The influence of that culture extended from the Middle East and the western parts of Russia through the whole of continental Europe, all the way to present-day Portugal and the Atlantic.
The Germans linguists and archaeologists have systematically compiled and studied the inscriptions of the Europeans of that time.
Signs are perhaps an early precursor to writing. This is what a linguist at Saarland University claims Christian Bentz and Archaeologist of the Berlin State Museums Ewa Dutkiewicz. The study was published in the American Academy of Sciences in the journal PNAS.
Bentz and Dutkiewicz and their team found regularities in the markings found on objects in European museums and archaeological collections. A computerized comparison of the marks confirmed the same.
A wise man so didn’t just randomly daub marks on the surfaces of objects or the walls of caves.
Researchers cite examples. One source is a large collection of artifacts found in caves in the Swabian region of southwestern Germany.
Dots and notches have been systematically carved into different ivories. Some kind of calendar?
The side of the ivory mammoth is carved with dots and notches in rows of 12 or 13 characters each. It could have been a calendar, says Dutkiewicz In New Scientist magazine.
Crosses were commonly used signs, but for some reason they were not made on figures that depicted people. Crosses were common on objects depicting animals, especially horses and mammoths.
Points, on the other hand, were never engraved on the side of the tools.
“This is a repeated, very systematic and clearly distinguishable use of characters. The characters appear in episodes,” describes Dutkiewicz.
“Many of the objects fit in the palm of your hand. You can see that they carried objects with them. They resemble tablets that gave rise to cuneiform writing.”

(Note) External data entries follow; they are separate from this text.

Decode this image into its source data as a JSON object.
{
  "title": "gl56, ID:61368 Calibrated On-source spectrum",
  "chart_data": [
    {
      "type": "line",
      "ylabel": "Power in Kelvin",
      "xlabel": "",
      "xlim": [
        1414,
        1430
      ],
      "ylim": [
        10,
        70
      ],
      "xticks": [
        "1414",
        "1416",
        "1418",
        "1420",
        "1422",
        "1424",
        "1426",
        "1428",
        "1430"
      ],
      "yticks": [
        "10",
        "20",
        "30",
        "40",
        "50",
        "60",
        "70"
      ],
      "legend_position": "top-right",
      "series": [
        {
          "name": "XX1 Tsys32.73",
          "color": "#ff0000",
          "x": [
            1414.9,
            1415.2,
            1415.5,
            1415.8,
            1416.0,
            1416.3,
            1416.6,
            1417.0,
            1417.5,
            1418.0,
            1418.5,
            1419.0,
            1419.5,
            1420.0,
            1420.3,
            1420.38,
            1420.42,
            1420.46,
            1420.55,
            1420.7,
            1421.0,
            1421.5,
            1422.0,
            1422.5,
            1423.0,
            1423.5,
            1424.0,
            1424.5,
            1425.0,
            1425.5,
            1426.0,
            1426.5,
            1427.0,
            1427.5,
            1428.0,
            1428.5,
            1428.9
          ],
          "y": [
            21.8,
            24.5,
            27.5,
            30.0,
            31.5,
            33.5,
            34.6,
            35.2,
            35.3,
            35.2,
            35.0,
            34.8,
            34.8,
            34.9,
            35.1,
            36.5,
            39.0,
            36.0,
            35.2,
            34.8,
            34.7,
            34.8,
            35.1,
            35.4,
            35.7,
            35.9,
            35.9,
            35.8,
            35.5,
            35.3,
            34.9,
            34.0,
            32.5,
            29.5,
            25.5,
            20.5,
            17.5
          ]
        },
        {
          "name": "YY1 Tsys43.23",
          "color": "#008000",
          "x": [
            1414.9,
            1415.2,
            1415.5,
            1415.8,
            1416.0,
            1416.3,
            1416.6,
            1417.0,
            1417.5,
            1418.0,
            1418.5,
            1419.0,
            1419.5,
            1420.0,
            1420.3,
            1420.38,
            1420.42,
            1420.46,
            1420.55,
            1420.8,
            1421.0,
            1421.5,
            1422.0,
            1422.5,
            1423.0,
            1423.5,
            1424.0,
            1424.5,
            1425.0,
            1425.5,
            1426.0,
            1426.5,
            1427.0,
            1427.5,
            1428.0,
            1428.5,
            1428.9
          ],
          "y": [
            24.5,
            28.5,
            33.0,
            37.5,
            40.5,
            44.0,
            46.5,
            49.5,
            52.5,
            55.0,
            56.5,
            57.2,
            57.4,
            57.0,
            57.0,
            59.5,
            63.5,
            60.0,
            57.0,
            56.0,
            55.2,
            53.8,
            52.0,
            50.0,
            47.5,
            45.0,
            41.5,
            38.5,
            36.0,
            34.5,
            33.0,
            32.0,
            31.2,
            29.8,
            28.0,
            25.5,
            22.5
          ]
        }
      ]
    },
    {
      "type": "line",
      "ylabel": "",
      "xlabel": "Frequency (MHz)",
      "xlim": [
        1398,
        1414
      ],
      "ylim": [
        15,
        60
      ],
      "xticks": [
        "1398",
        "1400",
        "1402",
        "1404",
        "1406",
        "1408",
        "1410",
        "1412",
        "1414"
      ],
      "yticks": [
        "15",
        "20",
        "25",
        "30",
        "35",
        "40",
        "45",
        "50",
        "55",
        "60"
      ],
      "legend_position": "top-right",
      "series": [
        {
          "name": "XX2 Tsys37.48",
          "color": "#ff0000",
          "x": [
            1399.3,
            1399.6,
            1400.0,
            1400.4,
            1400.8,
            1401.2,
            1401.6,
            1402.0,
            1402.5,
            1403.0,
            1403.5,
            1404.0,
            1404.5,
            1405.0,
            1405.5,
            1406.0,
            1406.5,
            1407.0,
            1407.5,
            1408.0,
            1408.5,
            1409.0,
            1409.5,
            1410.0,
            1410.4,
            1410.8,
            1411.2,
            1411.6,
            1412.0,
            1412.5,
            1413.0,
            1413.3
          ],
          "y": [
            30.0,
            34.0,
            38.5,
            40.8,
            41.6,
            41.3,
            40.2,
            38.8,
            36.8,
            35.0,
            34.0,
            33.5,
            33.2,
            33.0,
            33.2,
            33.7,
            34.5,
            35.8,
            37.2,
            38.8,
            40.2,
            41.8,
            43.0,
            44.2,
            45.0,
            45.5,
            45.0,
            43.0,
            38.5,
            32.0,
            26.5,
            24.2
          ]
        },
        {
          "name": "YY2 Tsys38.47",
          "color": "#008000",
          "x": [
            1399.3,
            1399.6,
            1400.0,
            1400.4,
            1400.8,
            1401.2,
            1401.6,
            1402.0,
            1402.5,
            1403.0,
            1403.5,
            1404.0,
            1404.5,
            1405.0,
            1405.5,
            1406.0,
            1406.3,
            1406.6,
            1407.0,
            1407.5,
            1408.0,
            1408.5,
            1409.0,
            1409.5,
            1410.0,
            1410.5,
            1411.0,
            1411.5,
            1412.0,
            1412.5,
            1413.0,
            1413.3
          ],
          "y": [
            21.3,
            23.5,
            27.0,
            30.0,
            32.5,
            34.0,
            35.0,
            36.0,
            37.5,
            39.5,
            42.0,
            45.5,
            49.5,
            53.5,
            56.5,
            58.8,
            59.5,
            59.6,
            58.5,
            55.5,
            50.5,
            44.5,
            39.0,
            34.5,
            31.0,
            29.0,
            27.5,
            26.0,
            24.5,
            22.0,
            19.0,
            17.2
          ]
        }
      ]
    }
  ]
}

The signs were also preserved from generation to generation for thousands of years.
Hundreds of markings are engraved on figures, flutes and various tools.
Researchers found a total of more than 3,000 separate inscriptions on 260 sites in Stone Age objects, says website Phys.org.
There were more than 20 symbols in use. The researchers divided them into different categories, for example, according to the object on which the sign was engraved.
The most common is the V-shaped notch. Lines, crosses and dots are also popular. Other symbols, such as the Y-shape and star-shaped signs, have been used less frequently.
Linguists measured the repetition, difference and how much meaning the sign could carry. The starting point was information-theoretic.
The signs used are not complicated. Therefore, they cannot be considered writing in the true sense of the word.
However, the measurements clearly showed that the marks did not occur randomly.
For example, there was more information in the signs of human and animal figures than in the tools.
No one knows what the signs meant. However, it can be understood that they were important to the people of their time. Stone Age people clearly used them to convey information. Maybe they also recorded their thoughts in them.
Researchers compare the use of signs to the emojis of today’s mobile phones, such as emoticons and the like.
“We have only scratched the surface,” says Dutkiewicz.
Emo’s of the time?
Read more: The ancient cuneiform writing also originated from the figurative language of clay seals
Read more: The first alphabet is 500 years older than thought, researchers estimate – four clay pots were discovered in a Syrian grave
Read more: The ability to write prevents people from thinking, the philosopher Socrates speculated – This is how reading also became a treat for non-elite people
Correction March 3 at 10:25 AM: Early modern humans apparently used different symbols to communicate before the end of the last Ice Age, not before the Ice Age as initially stated.